Step 1: Review the Health Check and Versioning Tickets

Open materials/tickets.md and read T-04 (health check endpoint), T-05 (model versioning), and T-06 (test health check by simulating failure). These two features address related problems: knowing whether the service is ready, and knowing which model produced each prediction.

A health check answers a specific question: "Is this service ready to serve predictions right now?" The answer requires more than confirming the process is running. The process was running last Tuesday when Emeka's API went down -- the model file had failed to load but the server was still up. A health check that says "everything is fine" when the model isn't loaded is a health check that lies.

Step 2: Design and Build the Health Check

Direct Claude to add a /health endpoint that verifies the model is actually loaded and functional. Something like: "Add a GET /health endpoint that checks whether the model file is loaded and the model can produce a prediction on a reference input. Return model status and version. Return 503 if the model is not available."

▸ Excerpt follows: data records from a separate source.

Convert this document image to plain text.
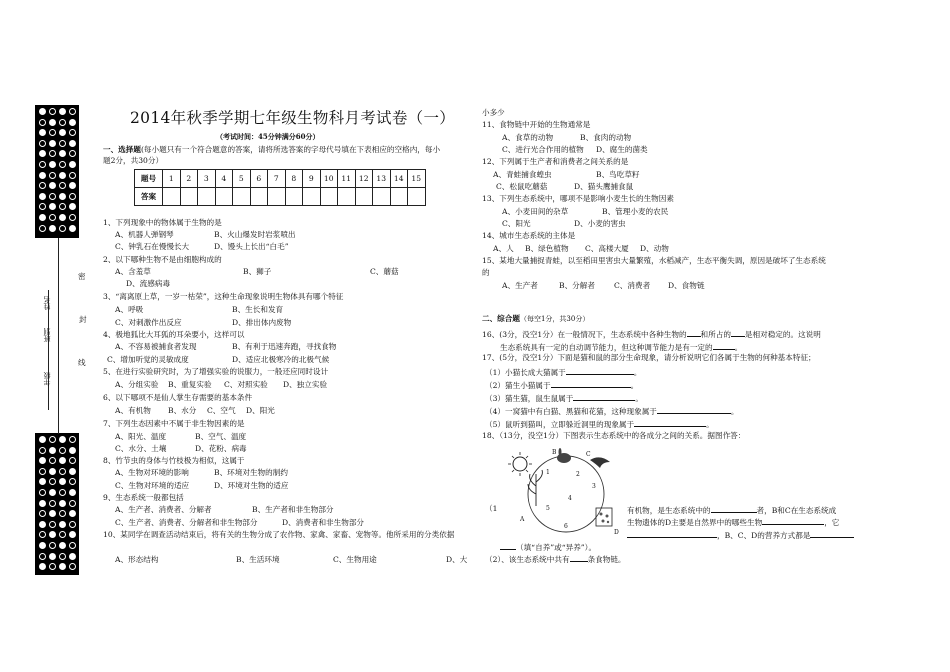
年级
班别
姓名
密
封
线
2014年秋季学期七年级生物科月考试卷（一）
（考试时间：45分钟满分60分）
一、选择题(每小题只有一个符合题意的答案，请将所选答案的字母代号填在下表相应的空格内，每小
题2分，共30分）
题号	1	2	3	4	5	6	7	8	9	10	11	12	13	14	15
答案															
1、下列现象中的物体属于生物的是
A、机器人弹钢琴	B、火山爆发时岩浆喷出
C、钟乳石在慢慢长大	D、馒头上长出“白毛”
2、以下哪种生物不是由细胞构成的
A、含羞草	B、狮子	C、蘑菇
D、流感病毒
3、“离离原上草，一岁一枯荣”，这种生命现象说明生物体具有哪个特征
A、呼吸	B、生长和发育
C、对刺激作出反应	D、排出体内废物
4、极地狐比大耳狐的耳朵要小，这样可以
A、不容易被捕食者发现	B、有利于迅速奔跑，寻找食物
C、增加听觉的灵敏成度	D、适应北极寒冷的北极气候
5、在进行实验研究时，为了增强实验的说服力，一般还应同时设计
A、分组实验 B、重复实验 C、对照实验 D、独立实验
6、以下哪项不是仙人掌生存需要的基本条件
A、有机物 B、水分 C、空气 D、阳光
7、下列生态因素中不属于非生物因素的是
A、阳光、温度	B、空气、温度
C、水分、土壤	D、花粉、病毒
8、竹节虫的身体与竹枝极为相似，这属于
A、生物对环境的影响	B、环境对生物的制约
C、生物对环境的适应	D、环境对生物的适应
9、生态系统一般都包括
A、生产者、消费者、分解者	B、生产者和非生物部分
C、生产者、消费者、分解者和非生物部分	D、消费者和非生物部分
10、某同学在调查活动结束后，将有关的生物分成了农作物、家禽、家畜、宠物等。他所采用的分类依据
A、形态结构	B、生活环境	C、生物用途	D、大
小多少
11、食物链中开始的生物通常是
A、食草的动物	B、食肉的动物
C、进行光合作用的植物 D、腐生的菌类
12、下列属于生产者和消费者之间关系的是
A、青蛙捕食蝗虫	B、鸟吃草籽
C、松鼠吃蘑菇	D、猫头鹰捕食鼠
13、下列生态系统中，哪项不是影响小麦生长的生物因素
A、小麦田间的杂草	B、管理小麦的农民
C、阳光	D、小麦的害虫
14、城市生态系统的主体是
A、人 B、绿色植物 C、高楼大厦 D、动物
15、某地大量捕捉青蛙，以至稻田里害虫大量繁殖，水稻减产，生态平衡失调，原因是破坏了生态系统
的
A、生产者	B、分解者	C、消费者 D、食物链
二、综合题（每空1分，共30分）
16、(3分，没空1分）在一般情况下，生态系统中各种生物的 和所占的 是相对稳定的。这说明
生态系统具有一定的自动调节能力，但这种调节能力是有一定的	。
17、(5分，没空1分）下面是猫和鼠的部分生命现象，请分析说明它们各属于生物的何种基本特征；
（1）小猫长成大猫属于	。
（2）猫生小猫属于	。
（3）猫生猫，鼠生鼠属于	。
（4）一窝猫中有白猫、黑猫和花猫，这种现象属于	。
（5）鼠听到猫叫，立即躲近洞里的现象属于	。
18、（13分，没空1分）下图表示生态系统中的各成分之间的关系。据图作答：
A
B	C
D
1	2
3
4
5
6
（1	有机物，是生态系统中的	者，B和C在生态系统成
生物遗体的D主要是自然界中的哪些生物	，它
，B、C、D的营养方式都是
（填“自养”或“异养”）。
（2）、该生态系统中共有 条食物链。
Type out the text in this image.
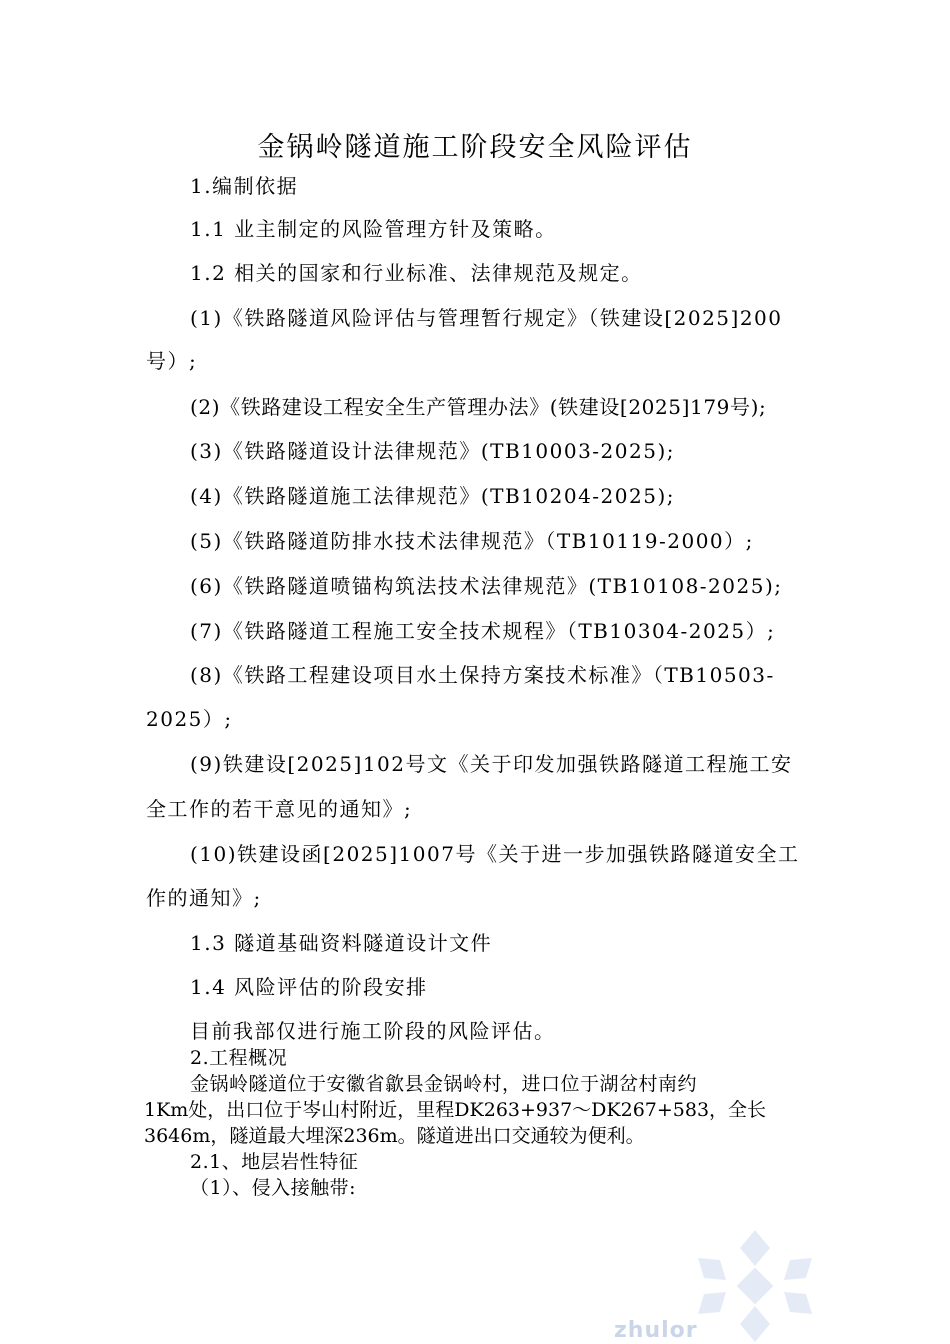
金锅岭隧道施工阶段安全风险评估
1.编制依据
1.1 业主制定的风险管理方针及策略。
1.2 相关的国家和行业标准、法律规范及规定。
(1)《铁路隧道风险评估与管理暂行规定》（铁建设[2025]200
号）;
(2)《铁路建设工程安全生产管理办法》(铁建设[2025]179号);
(3)《铁路隧道设计法律规范》(TB10003-2025);
(4)《铁路隧道施工法律规范》(TB10204-2025);
(5)《铁路隧道防排水技术法律规范》（TB10119-2000）;
(6)《铁路隧道喷锚构筑法技术法律规范》(TB10108-2025);
(7)《铁路隧道工程施工安全技术规程》（TB10304-2025）;
(8)《铁路工程建设项目水土保持方案技术标准》（TB10503-
2025）;
(9)铁建设[2025]102号文《关于印发加强铁路隧道工程施工安
全工作的若干意见的通知》;
(10)铁建设函[2025]1007号《关于进一步加强铁路隧道安全工
作的通知》;
1.3 隧道基础资料隧道设计文件
1.4 风险评估的阶段安排
目前我部仅进行施工阶段的风险评估。
2.工程概况
金锅岭隧道位于安徽省歙县金锅岭村，进口位于湖岔村南约
1Km处，出口位于岑山村附近，里程DK263+937～DK267+583，全长
3646m，隧道最大埋深236m。隧道进出口交通较为便利。
2.1、地层岩性特征
（1）、侵入接触带:
zhulor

Review what AI produces. AI commonly generates health checks that return 200 unconditionally -- return {"status": "ok"} -- without checking anything meaningful. If the health check doesn't actually verify the model is loaded and functional, direct Claude to add the real checks.

Step 3: Test the Health Check by Simulating Failure

This is the infrastructure payoff. Direct Claude to test the health check by temporarily removing or renaming the model file, then calling the /health endpoint.

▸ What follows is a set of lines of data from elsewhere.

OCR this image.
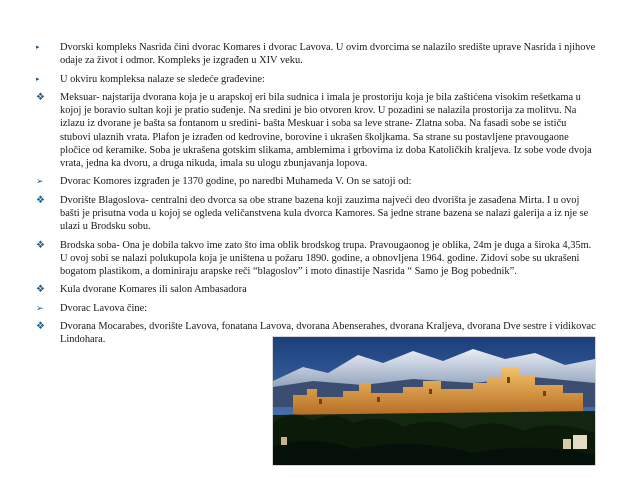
▸	Dvorski kompleks Nasrida čini dvorac Komares i dvorac Lavova. U ovim dvorcima se nalazilo središte uprave Nasrida i njihove odaje za život i odmor. Kompleks je izgrađen u XIV veku.
▸	U okviru kompleksa nalaze se sledeće građevine:
❖	Meksuar- najstarija dvorana koja je u arapskoj eri bila sudnica i imala je prostoriju koja je bila zaštićena visokim rešetkama u kojoj je boravio sultan koji je pratio suđenje. Na sredini je bio otvoren krov. U pozadini se nalazila prostorija za molitvu. Na izlazu iz dvorane je bašta sa fontanom u sredini- bašta Meskuar i soba sa leve strane- Zlatna soba. Na fasadi sobe se ističu stubovi ulaznih vrata. Plafon je izrađen od kedrovine, borovine i ukrašen školjkama. Sa strane su postavljene pravougaone pločice od keramike. Soba je ukrašena gotskim slikama, amblemima i grbovima iz doba Katoličkih kraljeva. Iz sobe vode dvoja vrata, jedna ka dvoru, a druga nikuda, imala su ulogu zbunjavanja lopova.
➢	Dvorac Komores izgrađen je 1370 godine, po naredbi Muhameda V. On se satoji od:
❖	Dvorište Blagoslova- centralni deo dvorca sa obe strane bazena koji zauzima najveći deo dvorišta je zasađena Mirta. I u ovoj bašti je prisutna voda u kojoj se ogleda veličanstvena kula dvorca Kamores. Sa jedne strane bazena se nalazi galerija a iz nje se ulazi u Brodsku sobu.
❖	Brodska soba- Ona je dobila takvo ime zato što ima oblik brodskog trupa. Pravougaonog je oblika, 24m je duga a široka 4,35m. U ovoj sobi se nalazi polukupola koja je uništena u požaru 1890. godine, a obnovljena 1964. godine. Zidovi sobe su ukrašeni bogatom plastikom, a dominiraju arapske reči “blagoslov” i moto dinastije Nasrida “ Samo je Bog pobednik”.
❖	Kula dvorane Komares ili salon Ambasadora
➢	Dvorac Lavova čine:
❖	Dvorana Mocarabes, dvorište Lavova, fonatana Lavova, dvorana Abenserahes, dvorana Kraljeva, dvorana Dve sestre i vidikovac Lindohara.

When the model is present, /health should report healthy with the model version. When the model is gone, /health should report unhealthy with a clear error. This is exactly what would have caught last Tuesday's outage -- instead of Adaeze discovering the failure two hours later, the health check would have flagged it immediately.

Restore the model file and verify /health returns to healthy.

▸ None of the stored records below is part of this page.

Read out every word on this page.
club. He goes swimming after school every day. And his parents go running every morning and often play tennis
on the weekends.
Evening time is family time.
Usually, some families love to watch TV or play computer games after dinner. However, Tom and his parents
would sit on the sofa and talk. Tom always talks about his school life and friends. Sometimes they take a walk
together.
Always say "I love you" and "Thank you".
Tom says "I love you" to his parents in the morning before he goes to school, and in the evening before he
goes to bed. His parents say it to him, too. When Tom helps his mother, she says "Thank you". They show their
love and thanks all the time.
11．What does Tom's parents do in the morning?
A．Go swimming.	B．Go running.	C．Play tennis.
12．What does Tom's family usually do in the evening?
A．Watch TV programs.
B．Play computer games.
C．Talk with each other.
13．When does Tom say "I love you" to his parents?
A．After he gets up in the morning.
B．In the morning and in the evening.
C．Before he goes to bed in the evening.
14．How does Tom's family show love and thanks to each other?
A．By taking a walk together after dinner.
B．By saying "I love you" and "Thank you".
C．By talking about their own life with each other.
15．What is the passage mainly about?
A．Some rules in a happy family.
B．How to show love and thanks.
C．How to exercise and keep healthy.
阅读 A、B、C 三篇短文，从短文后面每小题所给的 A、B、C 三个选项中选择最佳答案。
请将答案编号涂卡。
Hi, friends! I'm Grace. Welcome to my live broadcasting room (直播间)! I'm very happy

Step 4: Add Model Versioning to Prediction Responses

Direct Claude to include the model version in every prediction response. The version should come from model metadata or a version file -- not be hardcoded in the source code. Every response should look something like {"prediction": 1, "probability": 0.73, "model_version": "v2.1"}.

Without versioning, "the model gave a wrong prediction on Tuesday" is undiagnosable. Which model? The one from last week, or the one the data team was testing? Model versioning is the serving layer's contribution to the evaluation chain.

Step 5: Test the Complete Infrastructure

Run the full API with all infrastructure in place: input validation, structured errors, health check, and model versioning. Send a few requests and verify:

  • A valid prediction request returns a response with the prediction, probability, and model_version field
  • An invalid request returns a structured error (from Unit 2)
  • The /health endpoint reports the model load status and version
  • Removing the model file causes /health to report unhealthy

Everything that was missing in the baseline API from Unit 1 is now in place for the serving layer. The API validates input, reports its own health, versions its responses, and communicates errors clearly.

✓ Check

Check: The /health endpoint returns a response that includes model load status. Prediction responses include a model_version field. When the model file is removed, the health check reports unhealthy.